As idéias de Spencer tiveram uma ampla repercussão em sua época,
favorecendo sobremaneira as tendências racistas - particularmente anti-semitas - e os
preconceitos sociais, representados sobretudo pela teoria da eugenia, de Francis
Galton (1822-1911), que, por sinal, era primo de Darwin.
Todos esses movimentos tinham por finalidade específica a "depuração da raça"
e conseguiram reunir inúmeros adeptos, em todo o mundo, no início do século XX.
Charles Richet, por exemplo, um ilustre fisiologista que obteve o Prêmio Nobel de
Medicina, em 1913, sustentava que era necessário que se criassem leis universais e
inflexíveis que impedissem o casamento inter-racial. Richet dizia em uma de suas
obras: "Está mais do que provado, por todo um conjunto de provas irrefutáveis, que a
raça amarela e, sobretudo, a raça negra, são absolutamente inferiores à raça branca".
"Não se trata de martirizá-las, nem de combatê-las. Não! É preciso muito
amigavelmente, muito simpaticamente, mantê-las à distância, isso é tudo! Pois a raça
mista, que resulta de toda a união com uma raça inferior, será forçosamente inferior."

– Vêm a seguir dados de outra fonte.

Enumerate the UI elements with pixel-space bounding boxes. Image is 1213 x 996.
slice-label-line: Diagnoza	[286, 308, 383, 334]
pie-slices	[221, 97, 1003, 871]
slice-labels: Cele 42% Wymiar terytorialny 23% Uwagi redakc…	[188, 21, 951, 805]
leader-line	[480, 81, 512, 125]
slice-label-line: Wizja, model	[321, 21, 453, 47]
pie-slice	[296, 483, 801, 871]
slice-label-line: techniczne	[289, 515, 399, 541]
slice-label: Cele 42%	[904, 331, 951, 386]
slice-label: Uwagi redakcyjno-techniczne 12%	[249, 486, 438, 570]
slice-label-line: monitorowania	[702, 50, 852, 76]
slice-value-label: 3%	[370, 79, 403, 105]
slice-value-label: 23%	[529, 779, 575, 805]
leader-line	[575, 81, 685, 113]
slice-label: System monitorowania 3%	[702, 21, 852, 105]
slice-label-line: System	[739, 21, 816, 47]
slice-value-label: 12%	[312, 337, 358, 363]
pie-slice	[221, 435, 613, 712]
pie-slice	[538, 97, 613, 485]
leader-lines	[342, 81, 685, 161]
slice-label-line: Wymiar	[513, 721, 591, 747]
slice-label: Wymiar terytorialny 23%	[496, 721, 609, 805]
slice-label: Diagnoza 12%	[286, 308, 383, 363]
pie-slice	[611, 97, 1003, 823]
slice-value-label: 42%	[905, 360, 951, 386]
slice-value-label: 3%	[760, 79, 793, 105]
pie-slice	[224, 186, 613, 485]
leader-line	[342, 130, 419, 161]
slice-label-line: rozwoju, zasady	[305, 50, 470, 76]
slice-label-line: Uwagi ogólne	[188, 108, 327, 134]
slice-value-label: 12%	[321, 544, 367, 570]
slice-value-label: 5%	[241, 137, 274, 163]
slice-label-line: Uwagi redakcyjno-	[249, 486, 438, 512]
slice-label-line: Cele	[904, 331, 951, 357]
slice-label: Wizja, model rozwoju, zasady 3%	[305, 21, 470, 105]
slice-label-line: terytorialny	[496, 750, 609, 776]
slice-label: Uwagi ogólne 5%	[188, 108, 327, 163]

E, em outra parte da mesma obra: "Nós deveríamos considerar a normalidade corno
um mínimo necessário... Se os aleijados, os lábios-leporinos, os polidáctilos, os
hidrocéfalos, os idiotas, os surdos-mudos, os raquíticos, os cretinos fossem suprimidos,
as sociedades humanas nada perderiam".
Esses eram, pois, os princípios que os darwinistas sociais imaginavam ser
originários da doutrina de Darwin. Em vez de exaltar os princípios morais decorrentes
do próprio desenvolvimento da inteligência e da cultura, voltados para uma sociedade
que protegesse os menos favorecidos - como sugerira Darwin -, propunham uma
sociedade altamente seletiva, desenvolvida à custa da supressão dos menos aptos ou
"inferiores". A lei do mais forte, aplicada à sociedade. Essa tendência atingiu o auge
com o nazismo, quando ficou provada sua total incompatibilidade com a ética e com a
superioridade do intelecto humano sobre os seus instintos animais(...)
A EVOLUCÃO DA CONSCIÊNCIA
O comportamento inato, isto é, aquelas formas de comportamento que os
animais transmitem, geneticamente, de uma geração a outra, tem importância capital
para a sobrevivência da espécie e foi originado pelo processo de seleção natural. Um
pássaro, por exemplo, mesmo nascido e criado em cativeiro, sabe como construir o seu
ninho quando chega a época da reprodução. Tais comportamentos inatos têm sido
objeto de estudos realizados pelos etologistas (do grego etos, "comportamento"), como
o contemporâneo Konrad Lorenz, ou por alguns naturalistas antigos, como o
entomologista francês Henri Fabre, contemporâneo e admirador de Darwin, porem não
de sua teoria evolucionista.
O homem também apresenta comportamento inato, como os movimentos de
sucção manifestados pelos recém-nascidos ao procurar, desde os primeiros dias de
vida, alimentar-se ao seio materno. É um comportamento "instintivo", sem o qual o
animal não conseguiria reagir ao meio no sentido de garantir sua sobrevivência e
reprodução.
Além disso, o equipamento genético de cada um dispõe de algumas "tendências
inatas" que poderão ou não ser desenvolvidas no confronto com o meio em que se
vive. A agressividade de um cão, ou do ser humano, poderá ser estimulada se o
ambiente for selvagem, ou inibida pela educação. Na medida em que o ser humano se
desenvolve culturalmente, seu comportamento inato perde gradativamente a
importância. A cultura -- que pode ser definida brevemente como o conjunto de
conhecimentos, crenças, artes, moral, costumes e demais disposições e hábitos
adquiridos pelo homem enquanto membro de uma sociedade - constitui, para o
homem, um elemento a mais do meio ambiente ao qual deve adaptar-se. Do confronto
permanente entre suas tendências inatas e o ambiente cultural a que pertence é que
surge o comportamento característico de cada um. Mas não se pode dizer que esse
confronto seja da mesma natureza que o que ocorre na seleção natural, uma vez que o
comportamento resultante não é hereditário, como ocorre com o comportamento inato.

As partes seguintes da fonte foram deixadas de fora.